If there's not a strong northwest or north wind, the explosion will not go ahead, even if it means waiting all day or until later in the week.

Because the main force of the dust ball created by the demolition will go out over the lake,
the exclusion zone for boats has been extended from one to two kilometres. There will be a 500-metre ban on movement around the plant for people and cars. No traffic will be permitted on Lakefront Promenade for an hour before the scheduled 7:30 a.m. blast.

The debris created by demolition of the iconic “Four Sisters," the nearly 500-ft. tall stacks at the plant knocked down one year ago, has been piled up around the site to create a kind of berm to reduce the impact on surrounding homes.

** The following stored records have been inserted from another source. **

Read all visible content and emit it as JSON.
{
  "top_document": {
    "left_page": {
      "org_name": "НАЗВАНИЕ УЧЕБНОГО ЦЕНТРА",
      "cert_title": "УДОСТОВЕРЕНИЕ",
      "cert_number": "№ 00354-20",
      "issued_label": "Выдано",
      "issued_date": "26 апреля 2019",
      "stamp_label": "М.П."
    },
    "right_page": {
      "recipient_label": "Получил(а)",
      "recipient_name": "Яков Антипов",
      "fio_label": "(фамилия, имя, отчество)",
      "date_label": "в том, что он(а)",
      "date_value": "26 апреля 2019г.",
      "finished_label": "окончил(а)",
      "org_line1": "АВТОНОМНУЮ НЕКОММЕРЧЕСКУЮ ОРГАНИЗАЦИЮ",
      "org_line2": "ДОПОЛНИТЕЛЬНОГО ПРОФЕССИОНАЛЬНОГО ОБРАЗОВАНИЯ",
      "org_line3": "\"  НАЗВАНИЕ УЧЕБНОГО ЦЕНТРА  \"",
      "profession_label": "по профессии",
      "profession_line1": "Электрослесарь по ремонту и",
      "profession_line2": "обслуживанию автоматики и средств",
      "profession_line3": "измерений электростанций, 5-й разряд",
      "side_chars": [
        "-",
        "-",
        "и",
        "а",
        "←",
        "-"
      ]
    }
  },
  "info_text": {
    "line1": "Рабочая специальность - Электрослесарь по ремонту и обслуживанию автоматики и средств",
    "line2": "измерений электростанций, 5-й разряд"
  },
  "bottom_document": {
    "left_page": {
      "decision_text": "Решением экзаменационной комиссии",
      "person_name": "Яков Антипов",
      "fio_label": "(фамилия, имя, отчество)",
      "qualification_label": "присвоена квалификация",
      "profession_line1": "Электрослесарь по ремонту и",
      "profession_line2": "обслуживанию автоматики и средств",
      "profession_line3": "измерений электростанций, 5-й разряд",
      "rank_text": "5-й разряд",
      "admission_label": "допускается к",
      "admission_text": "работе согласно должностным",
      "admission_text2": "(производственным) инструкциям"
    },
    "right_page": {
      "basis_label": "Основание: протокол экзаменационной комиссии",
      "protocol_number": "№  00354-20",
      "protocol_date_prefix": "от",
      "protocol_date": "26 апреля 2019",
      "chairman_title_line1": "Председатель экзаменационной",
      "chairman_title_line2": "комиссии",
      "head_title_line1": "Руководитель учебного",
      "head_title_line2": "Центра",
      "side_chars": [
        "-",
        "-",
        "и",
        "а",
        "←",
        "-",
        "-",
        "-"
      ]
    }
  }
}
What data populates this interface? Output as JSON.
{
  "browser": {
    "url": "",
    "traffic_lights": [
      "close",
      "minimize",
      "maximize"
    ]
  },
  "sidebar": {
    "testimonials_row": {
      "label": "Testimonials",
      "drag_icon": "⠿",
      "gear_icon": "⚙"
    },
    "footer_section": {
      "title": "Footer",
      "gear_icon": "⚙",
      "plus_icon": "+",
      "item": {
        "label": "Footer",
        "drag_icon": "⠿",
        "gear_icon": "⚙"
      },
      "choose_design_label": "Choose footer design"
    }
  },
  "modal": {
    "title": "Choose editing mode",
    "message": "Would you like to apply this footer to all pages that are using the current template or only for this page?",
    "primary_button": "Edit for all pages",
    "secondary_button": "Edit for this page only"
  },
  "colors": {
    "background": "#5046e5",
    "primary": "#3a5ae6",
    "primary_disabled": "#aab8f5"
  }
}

A public information session is slated for this Tuesday (June 12) from 4:30-8:30 p.m. at Cawthra Community Centre.

Most of the equipment in the powerhouse has already been removed and disassembled. The coal pile, which along with the stacks was the identifying symbol of the plant for 43 years, has also been removed. That area has been cleared to the ground and re-seeded.

Ontario Power Generation (OPG) has donated several artifacts from the plant to the City of Mississauga, which included the plant in its cultural landscape inventory because of its historical significance. It's hoped the artifacts will be displayed in local parks near the site.

Richard Schwass, OPG senior communications advisor, said about 90 per cent of the material from the powerhouse will either be reused or sold for recycling, including much of the high-quality steel used to construct the plant in the 1950s.
 
I thought for some reason that OPG was going to reuse the site, and keep the generating station itself until it figured it out (ie go with gas-fired or whatever).

I remember watching the Four Sisters fall from my condo, which has a wide view range that stretches from Yonge-Eglinton to Downtown to Etobicoke to MCC (in distance).